With Michigan again the most successful COVID transmission and replication website (another version of the New York Times) in the country, our hospitals are full and struggling again. Nurses are exhausted, respiratory therapists are exhausted, and doctors, housekeeping and social workers are exhausted. Emergency rooms have spilled into hallways, lounges, and surgical recovery departments, meaning anyone who goes to the emergency room could spend hours (or days!) On a stretcher in a hallway. It’s a terrible way of getting and providing medical care.
In some of our hospitals, medical and surgical residents have been withdrawn from their usual rotations to serve in inpatient and intensive care units. These young doctors in training will work 60-80 hours a week six days out of seven until that increase settles down. You will miss rotations that are likely to be more in line with your later career path, with less workload, weekends, and holidays off. I am always grateful to our residents; they are absolutely at the heart of academic medical programs, but this Thanksgiving, I am especially grateful for the general practitioners, their talent, perseverance, and dedication.
And I am grateful for all the people who make the College of Human Medicine such a force for the good in our world.

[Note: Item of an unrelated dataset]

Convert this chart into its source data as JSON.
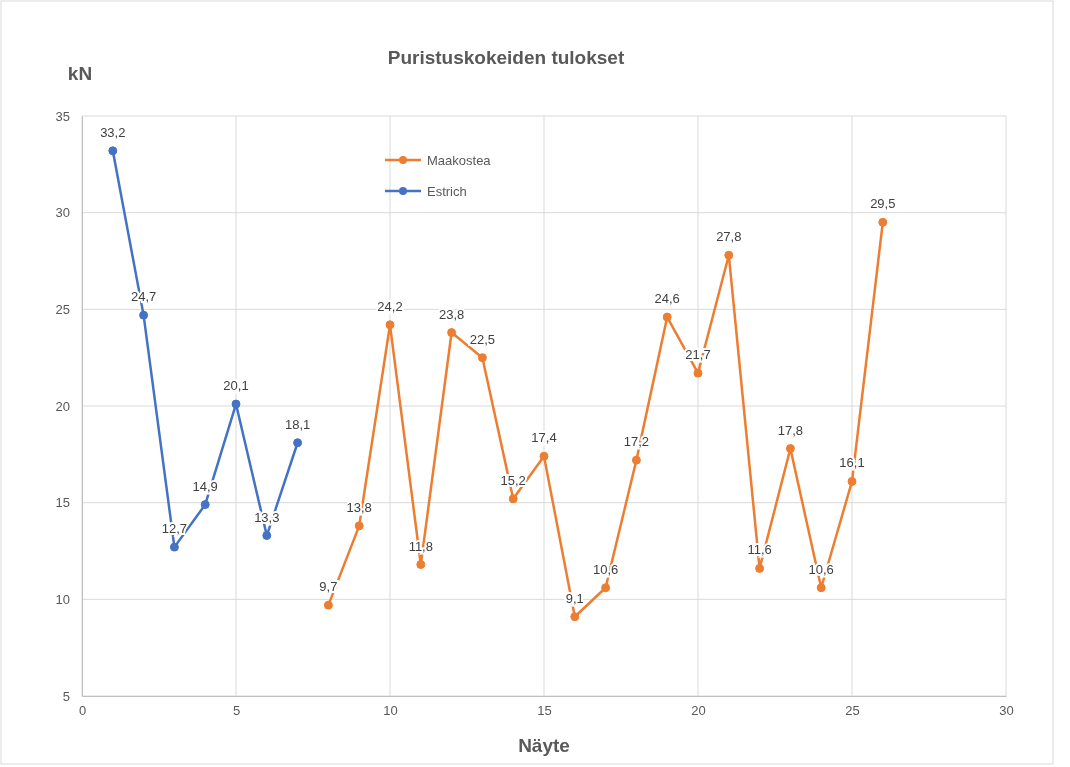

Every Friday, at the end of the town hall, I close with one version of it: I want to thank each of you for being a part of the college and supporting our staff, students, alumni and faculties in their work. It is this great work that makes college such a special place, where patients are helped, discoveries are made, our communities are made better and healthier, and our students become leaders who will change the world. Every week, I mean every single word of it and every week it’s true. Today is Wednesday and I hope you have a holiday tomorrow. And if not, thanks for all you do.